8. A process for making the soluble beverage powder of any one of paras 1 to 7, the process comprising the steps; a. providing a liquid coffee extract (1) having a total solids content between 5 and 65% (for example between 20 and 55%, for example between 30 and 50%); b. forming a layer of the coffee extract (2) in contact with a flat surface (3), the coffee extract layer having a thickness from 0.1 to

10 mm (for example between 0.2 and 2.5, 0.3 and 2.0, 0.5 and 1.5 mm); c. cooling the coffee extract layer to below -25 °C (for example below -30 °C, below -35 °C, below -40 °C) to form a frozen coffee extract; and d. drying the frozen coffee extract (for example under vacuum).
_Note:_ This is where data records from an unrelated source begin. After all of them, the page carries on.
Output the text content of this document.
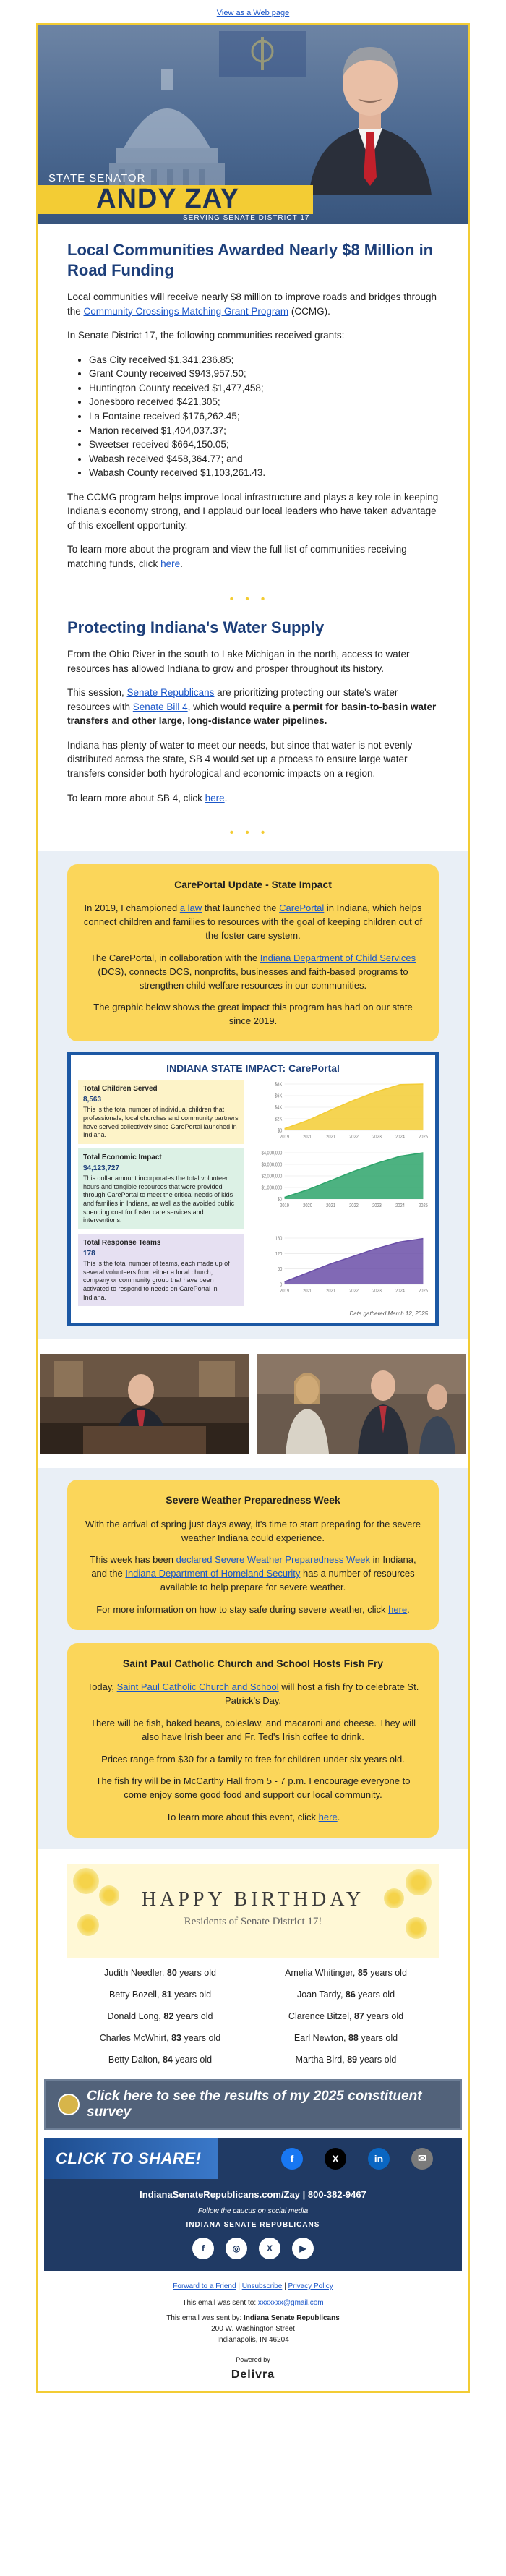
View as a Web page
STATE SENATOR
ANDY ZAY
SERVING SENATE DISTRICT 17
Local Communities Awarded Nearly $8 Million in Road Funding

Local communities will receive nearly $8 million to improve roads and bridges through the Community Crossings Matching Grant Program (CCMG).

In Senate District 17, the following communities received grants:

• Gas City received $1,341,236.85;
• Grant County received $943,957.50;
• Huntington County received $1,477,458;
• Jonesboro received $421,305;
• La Fontaine received $176,262.45;
• Marion received $1,404,037.37;
• Sweetser received $664,150.05;
• Wabash received $458,364.77; and
• Wabash County received $1,103,261.43.

The CCMG program helps improve local infrastructure and plays a key role in keeping Indiana's economy strong, and I applaud our local leaders who have taken advantage of this excellent opportunity.

To learn more about the program and view the full list of communities receiving matching funds, click here.

•••
Protecting Indiana's Water Supply

From the Ohio River in the south to Lake Michigan in the north, access to water resources has allowed Indiana to grow and prosper throughout its history.

This session, Senate Republicans are prioritizing protecting our state's water resources with Senate Bill 4, which would require a permit for basin-to-basin water transfers and other large, long-distance water pipelines.

Indiana has plenty of water to meet our needs, but since that water is not evenly distributed across the state, SB 4 would set up a process to ensure large water transfers consider both hydrological and economic impacts on a region.

To learn more about SB 4, click here.

•••
CarePortal Update - State Impact

In 2019, I championed a law that launched the CarePortal in Indiana, which helps connect children and families to resources with the goal of keeping children out of the foster care system.

The CarePortal, in collaboration with the Indiana Department of Child Services (DCS), connects DCS, nonprofits, businesses and faith-based programs to strengthen child welfare resources in our communities.

The graphic below shows the great impact this program has had on our state since 2019.

INDIANA STATE IMPACT: CarePortal
Total Children Served
8,563
This is the total number of individual children that professionals, local churches and community partners have served collectively since CarePortal launched in Indiana.
$8K
$6K
$4K
$2K
$0
2019	2020	2021	2022	2023	2024	2025
Total Economic Impact
$4,123,727
This dollar amount incorporates the total volunteer hours and tangible resources that were provided through CarePortal to meet the critical needs of kids and families in Indiana, as well as the avoided public spending cost for foster care services and interventions.
$4,000,000
$3,000,000
$2,000,000
$1,000,000
$0
2019	2020	2021	2022	2023	2024	2025
Total Response Teams
178
This is the total number of teams, each made up of several volunteers from either a local church, company or community group that have been activated to respond to needs on CarePortal in Indiana.
180
120
60
0
2019	2020	2021	2022	2023	2024	2025
Data gathered March 12, 2025
Severe Weather Preparedness Week

With the arrival of spring just days away, it's time to start preparing for the severe weather Indiana could experience.

This week has been declared Severe Weather Preparedness Week in Indiana, and the Indiana Department of Homeland Security has a number of resources available to help prepare for severe weather.

For more information on how to stay safe during severe weather, click here.

Saint Paul Catholic Church and School Hosts Fish Fry

Today, Saint Paul Catholic Church and School will host a fish fry to celebrate St. Patrick's Day.

There will be fish, baked beans, coleslaw, and macaroni and cheese. They will also have Irish beer and Fr. Ted's Irish coffee to drink.

Prices range from $30 for a family to free for children under six years old.

The fish fry will be in McCarthy Hall from 5 - 7 p.m. I encourage everyone to come enjoy some good food and support our local community.

To learn more about this event, click here.

HAPPY BIRTHDAY
Residents of Senate District 17!
Judith Needler, 80 years old	Amelia Whitinger, 85 years old
Betty Bozell, 81 years old	Joan Tardy, 86 years old
Donald Long, 82 years old	Clarence Bitzel, 87 years old
Charles McWhirt, 83 years old	Earl Newton, 88 years old
Betty Dalton, 84 years old	Martha Bird, 89 years old
Click here to see the results of my 2025 constituent survey
CLICK TO SHARE!	f	X	in	✉
IndianaSenateRepublicans.com/Zay | 800-382-9467
Follow the caucus on social media
INDIANA SENATE REPUBLICANS
f	◎	X	▶
Forward to a Friend | Unsubscribe | Privacy Policy
This email was sent to: xxxxxxx@gmail.com
This email was sent by: Indiana Senate Republicans
200 W. Washington Street
Indianapolis, IN 46204
Powered by
Delivra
9. A process for making the soluble beverage powder of any one of paras 1 to 7, the process comprising the steps; a. providing a liquid coffee extract (1) having a total solids content between 5 and 65%; b. forming a layer of the coffee extract (2) between and in contact with two parallel flat surfaces (1.3a, 1.3b), the surfaces being separated by a gap of from 0.1 to 10 mm; c. cooling the coffee extract layer to below -25 °C to form a frozen coffee extract; and d. drying the frozen coffee extract.

10. The process of para 9 wherein the flat surfaces are moving bands (6a, 6b).

11. The process of para 10 wherein cooling (4a, 4b) is applied to at least one moving band. 12. The process of para 11 wherein greater cooling is applied to one moving band than the other.

13. The process of any one of paras 9 to 12 wherein the bands pass through multiple cooling zones.

14. The process of any one of paras 9 to 13 wherein the belts are oriented vertically and the liquid coffee extract is fed between the belts at the top, travels downwards in contact with the moving belts forming frozen coffee extract which is discharged (8) from the bottom.